La creciente electrificación industrial, la expansión de los centros de datos y el avance de la automatización están convirtiendo la seguridad eléctrica en un factor estratégico para garantizar la continuidad operativa y la competitividad de las empresas. En este contexto, la capacidad de anticipar fallas y monitorear en tiempo real el desempeño de la infraestructura eléctrica adquiere cada vez mayor relevancia frente a los modelos tradicionales de protección.
De acuerdo con ABB, sectores como manufactura, minería, centros de datos e instalaciones comerciales dependen cada vez más de un suministro eléctrico continuo, estable y de alta calidad. Al mismo tiempo, el incremento de la demanda energética y la complejidad de las instalaciones elevan la exposición a riesgos que pueden afectar la productividad.
La compañía señala que las fallas eléctricas representan uno de los principales desafíos para la industria. Con base en datos de la International Energy Agency (IEA), las interrupciones y problemas relacionados con la calidad de la energía pueden representar hasta 80% de las incidencias en procesos industriales críticos, provocando desde paros no programados hasta daños en equipos sensibles.
La calidad de la energía y el monitoreo continuo reducen riesgos operativos
Entre los riesgos más frecuentes destacan las sobrecargas, las fallas a tierra, las variaciones en la calidad de la energía, los incrementos de temperatura en equipos eléctricos y fenómenos como el arco eléctrico, capaces de ocasionar daños severos en cuestión de milisegundos.

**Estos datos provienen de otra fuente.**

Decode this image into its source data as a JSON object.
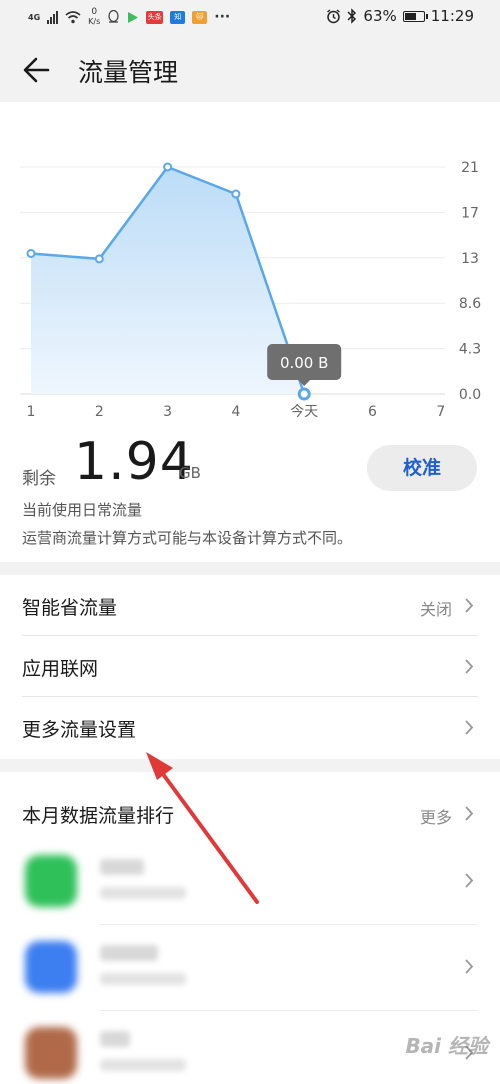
{
  "status_bar": {
    "network": "4G",
    "speed_value": "0",
    "speed_unit": "K/s",
    "more": "···",
    "battery": "63%",
    "battery_level": 0.63,
    "time": "11:29",
    "icons": [
      "signal-icon",
      "wifi-icon",
      "alarm-icon",
      "bluetooth-icon",
      "battery-icon"
    ]
  },
  "app_bar": {
    "title": "流量管理"
  },
  "chart_data": {
    "type": "area",
    "x": [
      "1",
      "2",
      "3",
      "4",
      "今天",
      "6",
      "7"
    ],
    "values": [
      13.0,
      12.5,
      21.0,
      18.5,
      0.0
    ],
    "y_ticks": [
      "21",
      "17",
      "13",
      "8.6",
      "4.3",
      "0.0"
    ],
    "ylim": [
      0,
      21
    ],
    "tooltip": "0.00 B",
    "highlight_index": 4,
    "colors": {
      "line": "#5aa7ea",
      "fill_top": "#bcdcf7",
      "fill_bottom": "#eef6fd",
      "tooltip_bg": "#6f6f6f"
    }
  },
  "summary": {
    "remaining_label": "剩余",
    "remaining_value": "1.94",
    "remaining_unit": "GB",
    "calibrate_label": "校准",
    "note1": "当前使用日常流量",
    "note2": "运营商流量计算方式可能与本设备计算方式不同。"
  },
  "settings": {
    "smart_saver": {
      "label": "智能省流量",
      "value": "关闭"
    },
    "app_network": {
      "label": "应用联网"
    },
    "more_settings": {
      "label": "更多流量设置"
    }
  },
  "ranking": {
    "title": "本月数据流量排行",
    "more_label": "更多"
  },
  "watermark": "Bai 经验",
  "colors": {
    "accent": "#1f5fd0",
    "arrow": "#e0393a",
    "background": "#f2f2f2"
  }
}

Uno de los principales retos es que muchos de estos eventos ocurren al interior de tableros eléctricos, sistemas cerrados o equipos de distribución, lo que dificulta su detección antes de que generen afectaciones operativas.
ABB explica que, además de la mayor demanda energética, las empresas enfrentan un cambio estructural derivado de la evolución tecnológica. La tendencia hacia equipos más compactos y operaciones en espacios reducidos hace más complejas las tareas de supervisión y monitoreo, aumentando la necesidad de incorporar herramientas digitales que permitan gestionar la infraestructura eléctrica mediante información en tiempo real.

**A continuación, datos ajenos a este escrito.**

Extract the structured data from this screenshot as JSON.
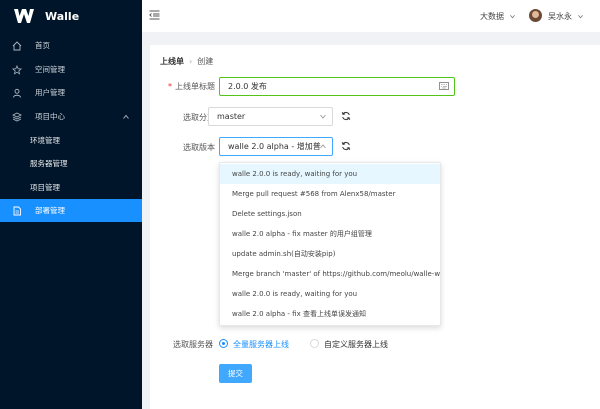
{
  "app": {
    "name": "Walle"
  },
  "sidebar": {
    "items": [
      {
        "label": "首页",
        "icon": "home-icon"
      },
      {
        "label": "空间管理",
        "icon": "star-icon"
      },
      {
        "label": "用户管理",
        "icon": "user-icon"
      },
      {
        "label": "项目中心",
        "icon": "layers-icon"
      },
      {
        "label": "环境管理"
      },
      {
        "label": "服务器管理"
      },
      {
        "label": "项目管理"
      },
      {
        "label": "部署管理",
        "icon": "file-icon",
        "active": true
      }
    ]
  },
  "header": {
    "space": "大数据",
    "user": "吴水永"
  },
  "breadcrumb": {
    "parent": "上线单",
    "current": "创建"
  },
  "form": {
    "title_label": "上线单标题",
    "title_value": "2.0.0 发布",
    "branch_label": "选取分支",
    "branch_value": "master",
    "version_label": "选取版本",
    "version_value": "walle 2.0 alpha -  增加普",
    "server_label": "选取服务器",
    "server_options": [
      "全量服务器上线",
      "自定义服务器上线"
    ],
    "submit_label": "提交"
  },
  "dropdown": {
    "items": [
      "walle 2.0.0 is ready, waiting for you",
      "Merge pull request #568 from Alenx58/master",
      "Delete settings.json",
      "walle 2.0 alpha - fix master 的用户组管理",
      "update admin.sh(自动安装pip)",
      "Merge branch 'master' of https://github.com/meolu/walle-web",
      "walle 2.0.0 is ready, waiting for you",
      "walle 2.0 alpha - fix 查看上线单误发通知"
    ]
  },
  "colors": {
    "sidebar": "#001529",
    "accent": "#1890ff",
    "focus": "#52c41a"
  }
}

La digitalización impulsa modelos predictivos para la infraestructura eléctrica
En este sentido, datos del Electric Power Research Institute (EPRI) indican que los problemas relacionados con la calidad de la energía pueden traducirse en importantes pérdidas económicas debido a interrupciones en la producción, fallas en equipos críticos y mayores costos de mantenimiento.
Ante este panorama, la gestión de la infraestructura eléctrica evoluciona hacia modelos predictivos que buscan anticipar riesgos antes de que se conviertan en fallas. El nuevo enfoque incorpora monitoreo continuo de variables críticas, detección de desviaciones operativas, generación de alertas tempranas y análisis permanente del consumo y desempeño de los sistemas eléctricos.

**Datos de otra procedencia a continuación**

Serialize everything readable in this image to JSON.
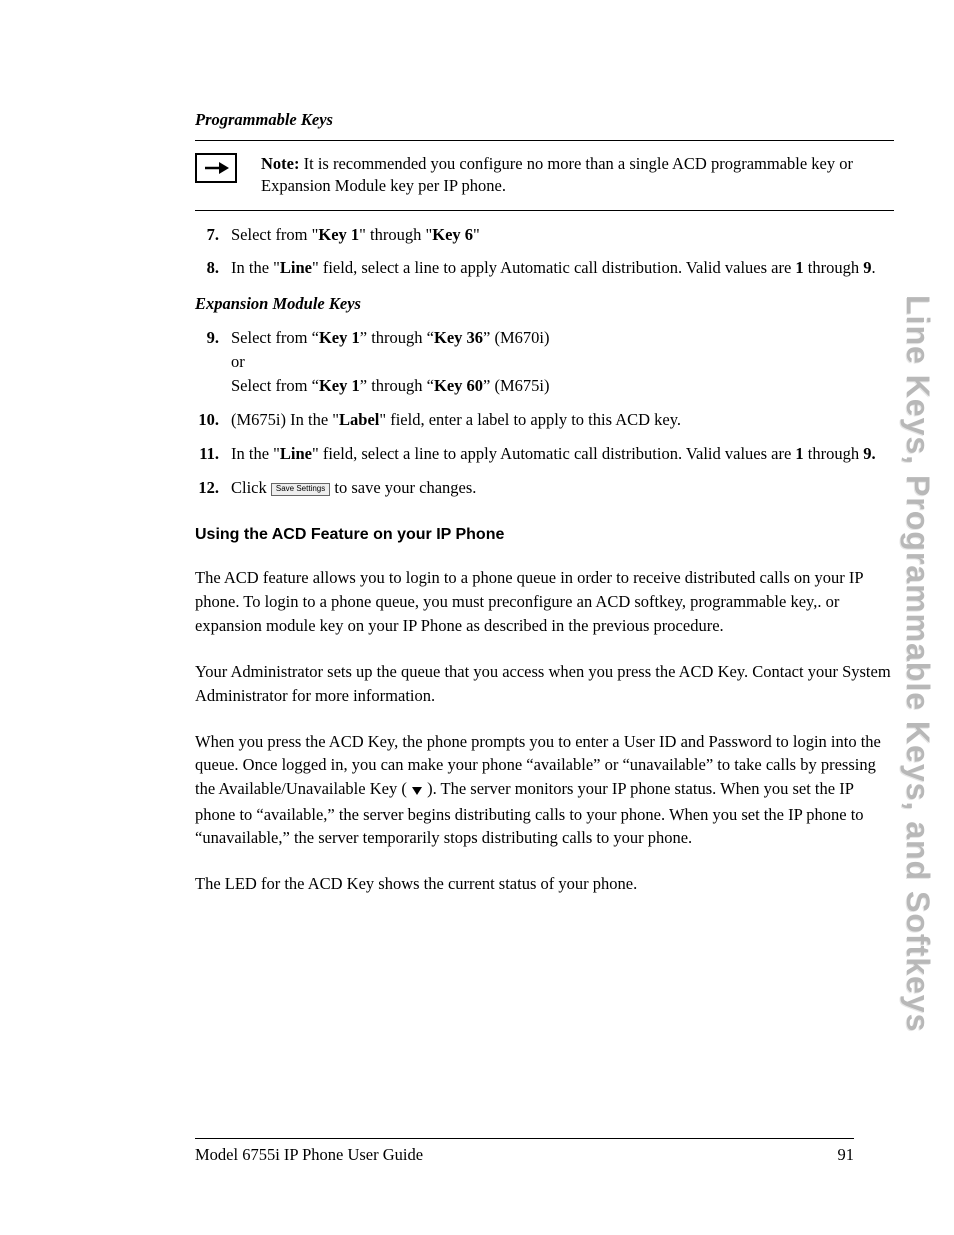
{
  "side_tab": "Line Keys, Programmable Keys, and Softkeys",
  "breadcrumb": "Programmable Keys",
  "note": {
    "label": "Note:",
    "text": " It is recommended you configure no more than a single ACD programmable key or Expansion Module key per IP phone."
  },
  "steps_a": [
    {
      "n": "7.",
      "parts": [
        "Select from \"",
        "Key 1",
        "\" through \"",
        "Key 6",
        "\""
      ]
    },
    {
      "n": "8.",
      "parts": [
        "In the \"",
        "Line",
        "\" field, select a line to apply Automatic call distribution. Valid values are ",
        "1",
        " through ",
        "9",
        "."
      ]
    }
  ],
  "sub_head": "Expansion Module Keys",
  "steps_b": [
    {
      "n": "9.",
      "parts": [
        "Select from “",
        "Key 1",
        "” through “",
        "Key 36",
        "” (M670i)",
        "<br>",
        "or",
        "<br>",
        "Select from “",
        "Key 1",
        "” through “",
        "Key 60",
        "” (M675i)"
      ]
    },
    {
      "n": "10.",
      "parts": [
        "(M675i) In the \"",
        "Label",
        "\" field, enter a label to apply to this ACD key."
      ]
    },
    {
      "n": "11.",
      "parts": [
        "In the \"",
        "Line",
        "\" field, select a line to apply Automatic call distribution. Valid values are ",
        "1",
        " through ",
        "9."
      ]
    },
    {
      "n": "12.",
      "parts": [
        "Click ",
        "<btn>",
        " to save your changes."
      ]
    }
  ],
  "btn_label": "Save Settings",
  "h3": "Using the ACD Feature on your IP Phone",
  "paras": [
    "The ACD feature allows you to login to a phone queue in order to receive distributed calls on your IP phone. To login to a phone queue, you must preconfigure an ACD softkey, programmable key,. or expansion module key on your IP Phone as described in the previous procedure.",
    "Your Administrator sets up the queue that you access when you press the ACD Key. Contact your System Administrator for more information.",
    "When you press the ACD Key, the phone prompts you to enter a User ID and Password to login into the queue. Once logged in, you can make your phone “available” or “unavailable” to take calls by pressing the Available/Unavailable Key ( <tri> ). The server monitors your IP phone status. When you set the IP phone to “available,” the server begins distributing calls to your phone. When you set the IP phone to “unavailable,” the server temporarily stops distributing calls to your phone.",
    "The LED for the ACD Key shows the current status of your phone."
  ],
  "footer": {
    "left": "Model 6755i IP Phone User Guide",
    "right": "91"
  }
}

"Hoy la seguridad energética ya no puede entenderse solo como protección ante fallas; también implica visibilidad, capacidad de anticipación y decisiones basadas en datos para garantizar operaciones más seguras, eficientes y resilientes", afirmó Jorge Hagg, Technical & Design Promotion Manager de ABB Electrificación.
La empresa considera que esta transformación responde al proceso de digitalización, al crecimiento de los centros de datos y al aumento de sectores intensivos en consumo energético, donde la continuidad del suministro eléctrico resulta indispensable.